Compute the Standard Error (SE):
\[ SE_{\text{bag}} = \frac{\text{SD}_{\text{bag}}}{\sqrt{n}} = \frac{1518.3}{\sqrt{25}} = 303.7 \]
Compute the 95% Confidence Interval (CI):
\[ CI = Weight_{\text{bag}} \pm t_{\alpha/2, \, df} \times SE_{\text{bag}} \]
Substituting the values:
\[ CI = 1548.4 \pm 2.0639 \times 303.7 \]
Lower and Upper Bounds of the CI:
\[ \text{Lower Bound} = 1548.4 - 2.0639 \times 303.7 = 922 \, \text{grams} \]
\[ \text{Upper Bound} = 1548.4 + 2.0639 \times 303.7 = 2175 \, \text{grams} \]
Let’s imagine that using our theory-based/parametric approach, we drew 100 random samples of size 25 and with each sample we computed the 95% CI using the parametric approach. The plot below is a simulation of this proposal:
In this code we are simulating the process of taking 100 random samples of size 25 from a dataset called bag_of_candies, calculating the estimated total weight of 100 candies, and constructing 95% confidence intervals (CIs) for each sample. The mutate()
function creates a new column, called “included”, which checks whether the true population bag weight (population_weight) falls within the calculated confidence interval. If it does, the sample is marked with “yes”; otherwise, it is marked with “no.” This new variable is then used to color the CIs based on whether the true population parameter is included in the CI.
On average, we expect 95% of the 95% CIs to include the true population parameter.
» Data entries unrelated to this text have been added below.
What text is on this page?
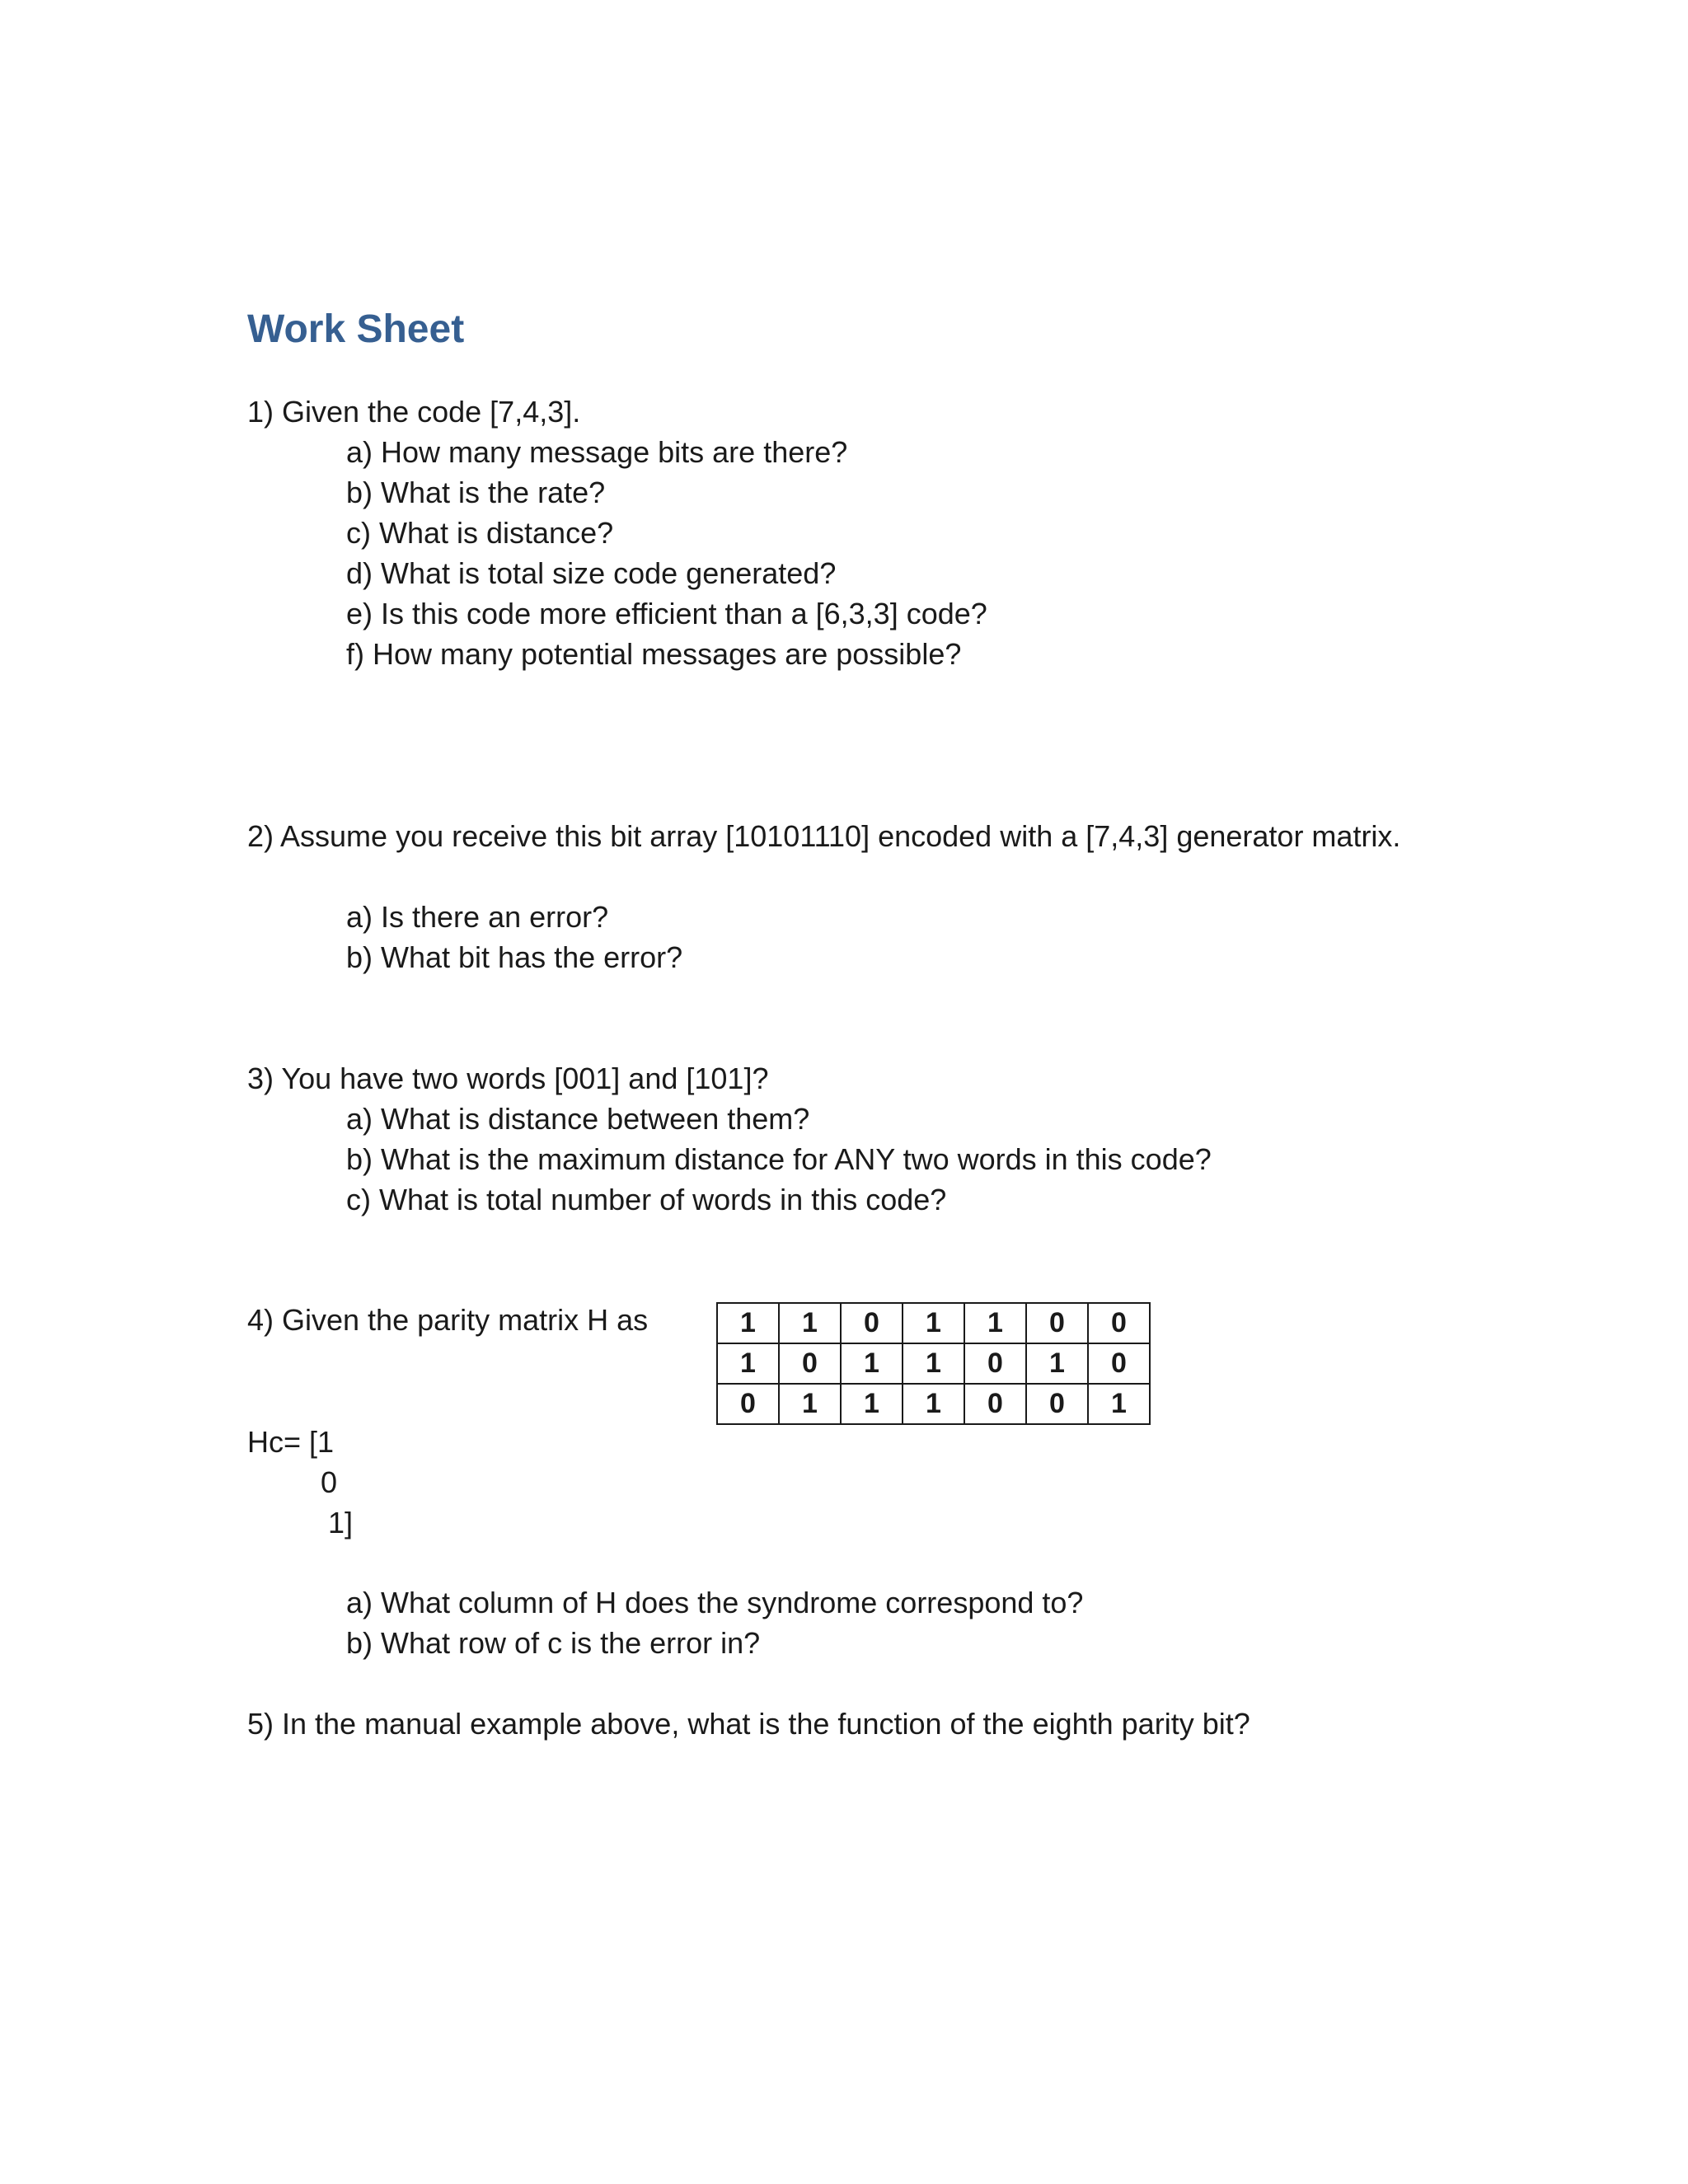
Work Sheet
1) Given the code [7,4,3].
a) How many message bits are there?
b) What is the rate?
c) What is distance?
d) What is total size code generated?
e) Is this code more efficient than a [6,3,3] code?
f) How many potential messages are possible?
2) Assume you receive this bit array [10101110] encoded with a [7,4,3] generator matrix.
a) Is there an error?
b) What bit has the error?
3) You have two words [001] and [101]?
a) What is distance between them?
b) What is the maximum distance for ANY two words in this code?
c) What is total number of words in this code?
4) Given the parity matrix H as	1	1	0	1	1	0	0
1	0	1	1	0	1	0
0	1	1	1	0	0	1
Hc= [1
0
1]
a) What column of H does the syndrome correspond to?
b) What row of c is the error in?
5) In the manual example above, what is the function of the eighth parity bit?
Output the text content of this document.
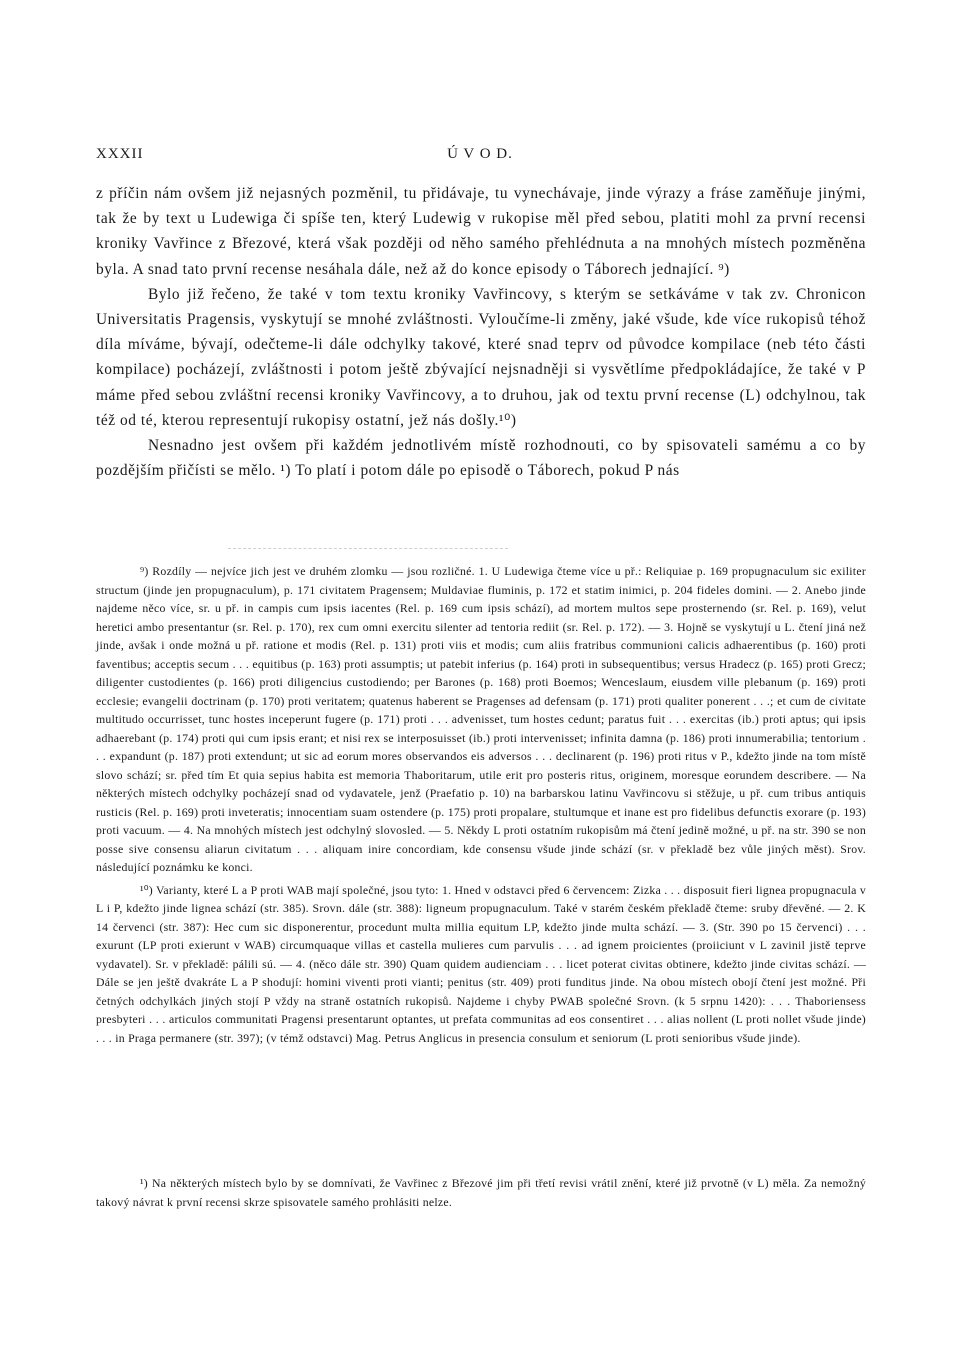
XXXII	Ú V O D.

z příčin nám ovšem již nejasných pozměnil, tu přidávaje, tu vynechávaje, jinde výrazy a fráse zaměňuje jinými, tak že by text u Ludewiga či spíše ten, který Ludewig v rukopise měl před sebou, platiti mohl za první recensi kroniky Vavřince z Březové, která však později od něho samého přehlédnuta a na mnohých místech pozměněna byla. A snad tato první recense nesáhala dále, než až do konce episody o Táborech jednající. ⁹)

Bylo již řečeno, že také v tom textu kroniky Vavřincovy, s kterým se setkáváme v tak zv. Chronicon Universitatis Pragensis, vyskytují se mnohé zvláštnosti. Vyloučíme-li změny, jaké všude, kde více rukopisů téhož díla míváme, bývají, odečteme-li dále odchylky takové, které snad teprv od původce kompilace (neb této části kompilace) pocházejí, zvláštnosti i potom ještě zbývající nejsnadněji si vysvětlíme předpokládajíce, že také v P máme před sebou zvláštní recensi kroniky Vavřincovy, a to druhou, jak od textu první recense (L) odchylnou, tak též od té, kterou representují rukopisy ostatní, jež nás došly.¹⁰)

Nesnadno jest ovšem při každém jednotlivém místě rozhodnouti, co by spisovateli samému a co by pozdějším přičísti se mělo. ¹) To platí i potom dále po episodě o Táborech, pokud P nás

⁹) Rozdíly — nejvíce jich jest ve druhém zlomku — jsou rozličné. 1. U Ludewiga čteme více u př.: Reliquiae p. 169 propugnaculum sic exiliter structum (jinde jen propugnaculum), p. 171 civitatem Pragensem; Muldaviae fluminis, p. 172 et statim inimici, p. 204 fideles domini. — 2. Anebo jinde najdeme něco více, sr. u př. in campis cum ipsis iacentes (Rel. p. 169 cum ipsis schází), ad mortem multos sepe prosternendo (sr. Rel. p. 169), velut heretici ambo presentantur (sr. Rel. p. 170), rex cum omni exercitu silenter ad tentoria rediit (sr. Rel. p. 172). — 3. Hojně se vyskytují u L. čtení jiná než jinde, avšak i onde možná u př. ratione et modis (Rel. p. 131) proti viis et modis; cum aliis fratribus communioni calicis adhaerentibus (p. 160) proti faventibus; acceptis secum . . . equitibus (p. 163) proti assumptis; ut patebit inferius (p. 164) proti in subsequentibus; versus Hradecz (p. 165) proti Grecz; diligenter custodientes (p. 166) proti diligencius custodiendo; per Barones (p. 168) proti Boemos; Wenceslaum, eiusdem ville plebanum (p. 169) proti ecclesie; evangelii doctrinam (p. 170) proti veritatem; quatenus haberent se Pragenses ad defensam (p. 171) proti qualiter ponerent . . .; et cum de civitate multitudo occurrisset, tunc hostes inceperunt fugere (p. 171) proti . . . advenisset, tum hostes cedunt; paratus fuit . . . exercitas (ib.) proti aptus; qui ipsis adhaerebant (p. 174) proti qui cum ipsis erant; et nisi rex se interposuisset (ib.) proti intervenisset; infinita damna (p. 186) proti innumerabilia; tentorium . . . expandunt (p. 187) proti extendunt; ut sic ad eorum mores observandos eis adversos . . . declinarent (p. 196) proti ritus v P., kdežto jinde na tom místě slovo schází; sr. před tím Et quia sepius habita est memoria Thaboritarum, utile erit pro posteris ritus, originem, moresque eorundem describere. — Na některých místech odchylky pocházejí snad od vydavatele, jenž (Praefatio p. 10) na barbarskou latinu Vavřincovu si stěžuje, u př. cum tribus antiquis rusticis (Rel. p. 169) proti inveteratis; innocentiam suam ostendere (p. 175) proti propalare, stultumque et inane est pro fidelibus defunctis exorare (p. 193) proti vacuum. — 4. Na mnohých místech jest odchylný slovosled. — 5. Někdy L proti ostatním rukopisům má čtení jedině možné, u př. na str. 390 se non posse sive consensu aliarun civitatum . . . aliquam inire concordiam, kde consensu všude jinde schází (sr. v překladě bez vůle jiných měst). Srov. následující poznámku ke konci.

¹⁰) Varianty, které L a P proti WAB mají společné, jsou tyto: 1. Hned v odstavci před 6 červencem: Zizka . . . disposuit fieri lignea propugnacula v L i P, kdežto jinde lignea schází (str. 385). Srovn. dále (str. 388): ligneum propugnaculum. Také v starém českém překladě čteme: sruby dřevěné. — 2. K 14 červenci (str. 387): Hec cum sic disponerentur, procedunt multa millia equitum LP, kdežto jinde multa schází. — 3. (Str. 390 po 15 červenci) . . . exurunt (LP proti exierunt v WAB) circumquaque villas et castella mulieres cum parvulis . . . ad ignem proicientes (proiiciunt v L zavinil jistě teprve vydavatel). Sr. v překladě: pálili sú. — 4. (něco dále str. 390) Quam quidem audienciam . . . licet poterat civitas obtinere, kdežto jinde civitas schází. — Dále se jen ještě dvakráte L a P shodují: homini viventi proti vianti; penitus (str. 409) proti funditus jinde. Na obou místech obojí čtení jest možné. Při četných odchylkách jiných stojí P vždy na straně ostatních rukopisů. Najdeme i chyby PWAB společné Srovn. (k 5 srpnu 1420): . . . Thaboriensess presbyteri . . . articulos communitati Pragensi presentarunt optantes, ut prefata communitas ad eos consentiret . . . alias nollent (L proti nollet všude jinde) . . . in Praga permanere (str. 397); (v témž odstavci) Mag. Petrus Anglicus in presencia consulum et seniorum (L proti senioribus všude jinde).

¹) Na některých místech bylo by se domnívati, že Vavřinec z Březové jim při třetí revisi vrátil znění, které již prvotně (v L) měla. Za nemožný takový návrat k první recensi skrze spisovatele samého prohlásiti nelze.
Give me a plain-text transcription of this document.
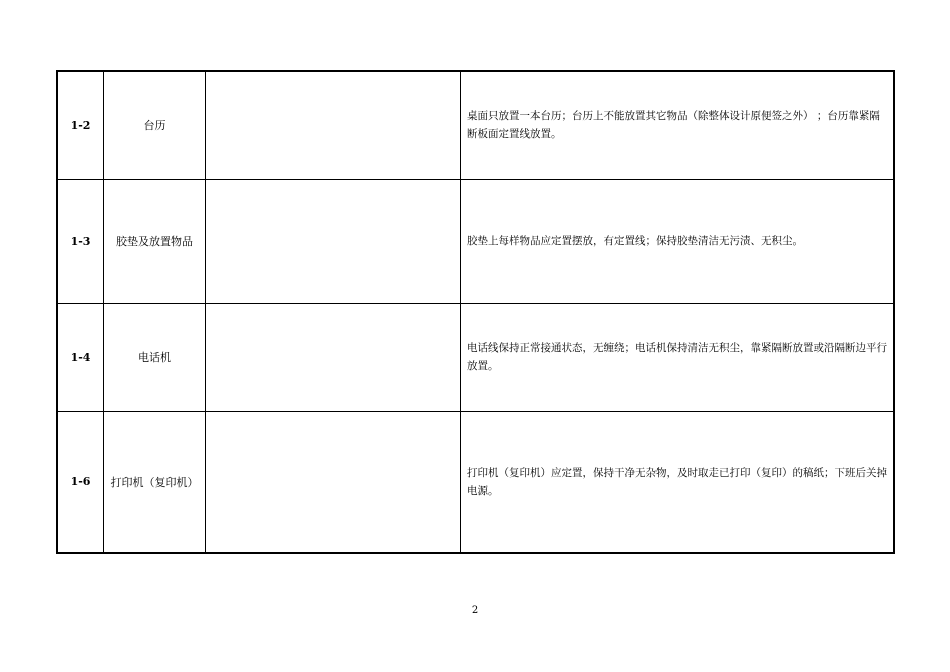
1-2	台历		桌面只放置一本台历；台历上不能放置其它物品（除整体设计原便签之外） ；台历靠紧隔断板面定置线放置。
1-3	胶垫及放置物品		胶垫上每样物品应定置摆放，有定置线；保持胶垫清洁无污渍、无积尘。
1-4	电话机		电话线保持正常接通状态，无缠绕；电话机保持清洁无积尘，靠紧隔断放置或沿隔断边平行放置。
1-6	打印机（复印机）		打印机（复印机）应定置，保持干净无杂物，及时取走已打印（复印）的稿纸；下班后关掉电源。
2
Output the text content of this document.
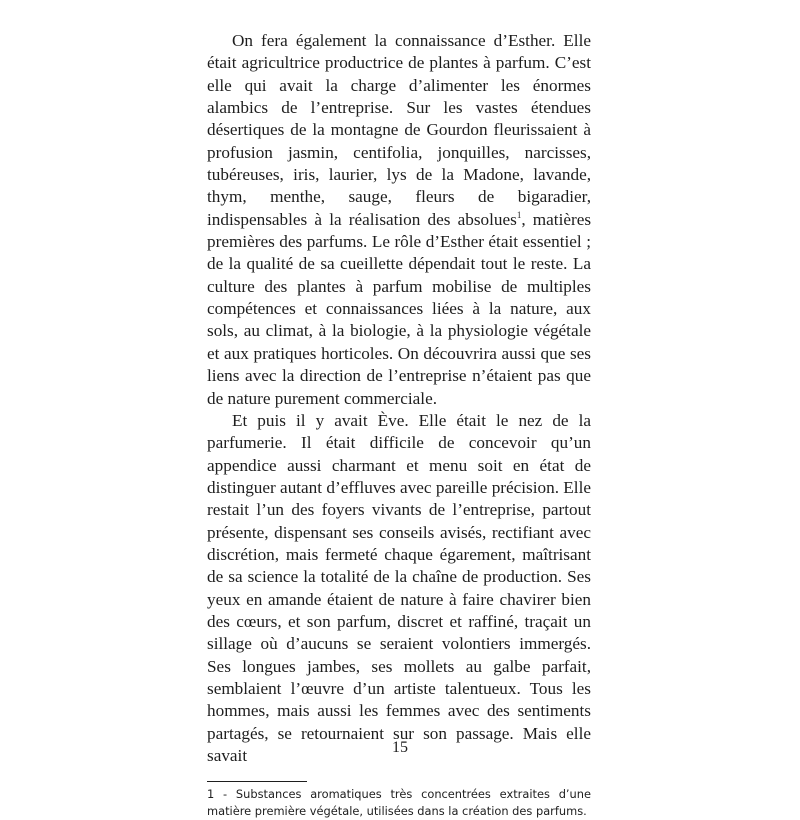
On fera également la connaissance d’Esther. Elle était agricultrice productrice de plantes à parfum. C’est elle qui avait la charge d’alimenter les énormes alambics de l’entreprise. Sur les vastes étendues désertiques de la montagne de Gourdon fleurissaient à profusion jasmin, centifolia, jonquilles, narcisses, tubéreuses, iris, laurier, lys de la Madone, lavande, thym, menthe, sauge, fleurs de bigaradier, indispensables à la réalisation des absolues$^1$, matières premières des parfums. Le rôle d’Esther était essentiel ; de la qualité de sa cueillette dépendait tout le reste. La culture des plantes à parfum mobilise de multiples compétences et connaissances liées à la nature, aux sols, au climat, à la biologie, à la physiologie végétale et aux pratiques horticoles. On découvrira aussi que ses liens avec la direction de l’entreprise n’étaient pas que de nature purement commerciale.

Et puis il y avait Ève. Elle était le nez de la parfumerie. Il était difficile de concevoir qu’un appendice aussi charmant et menu soit en état de distinguer autant d’effluves avec pareille précision. Elle restait l’un des foyers vivants de l’entreprise, partout présente, dispensant ses conseils avisés, rectifiant avec discrétion, mais fermeté chaque égarement, maîtrisant de sa science la totalité de la chaîne de production. Ses yeux en amande étaient de nature à faire chavirer bien des cœurs, et son parfum, discret et raffiné, traçait un sillage où d’aucuns se seraient volontiers immergés. Ses longues jambes, ses mollets au galbe parfait, semblaient l’œuvre d’un artiste talentueux. Tous les hommes, mais aussi les femmes avec des sentiments partagés, se retournaient sur son passage. Mais elle savait

1 - Substances aromatiques très concentrées extraites d’une matière première végétale, utilisées dans la création des parfums.
15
If normality assumptions are not valid, or you’re dealing with outliers or skewed distributions, bootstrap is typically more reliable.
If normality assumptions are valid and sample sizes are large, the parametric approach will be more efficient.
Population Characteristics: Given the right skew of the population data, I would recommend drawing a larger sample to better capture the variability in the population, especially with the presence of larger candy weights.
Stratification: To account for potential differences in candy sizes, I would consider stratifying by candy type(e.g., full-size candy, mid-size candy, small pieces). This stratification would help ensure that all candy types are properly represented in the sample and would reduce bias in the estimates. This means dividing the population into distinct groups (strata) based on candy size, then drawing samples from each group proportionally. Stratification ensures that all candy types are represented in the sample, which would help reduce bias and ensure more accurate estimates of the total candy weight.
Bootstrap for Uncertainty: Due to the skewness and potential outliers in the data, I would use a bootstrap approach to estimate the standard error and construct the confidence interval (CI). Bootstrapping is more robust to non-normality and provides a more accurate representation of the uncertainty in the estimates.
Larger sample sizes help mitigate the effects of skewness and provide more reliable estimates.
Stratification improves representation across different candy types, leading to more accurate inferences.
Bootstrapping handles non-normal distributions well, making it a suitable choice for estimating variability and constructing CIs in this context.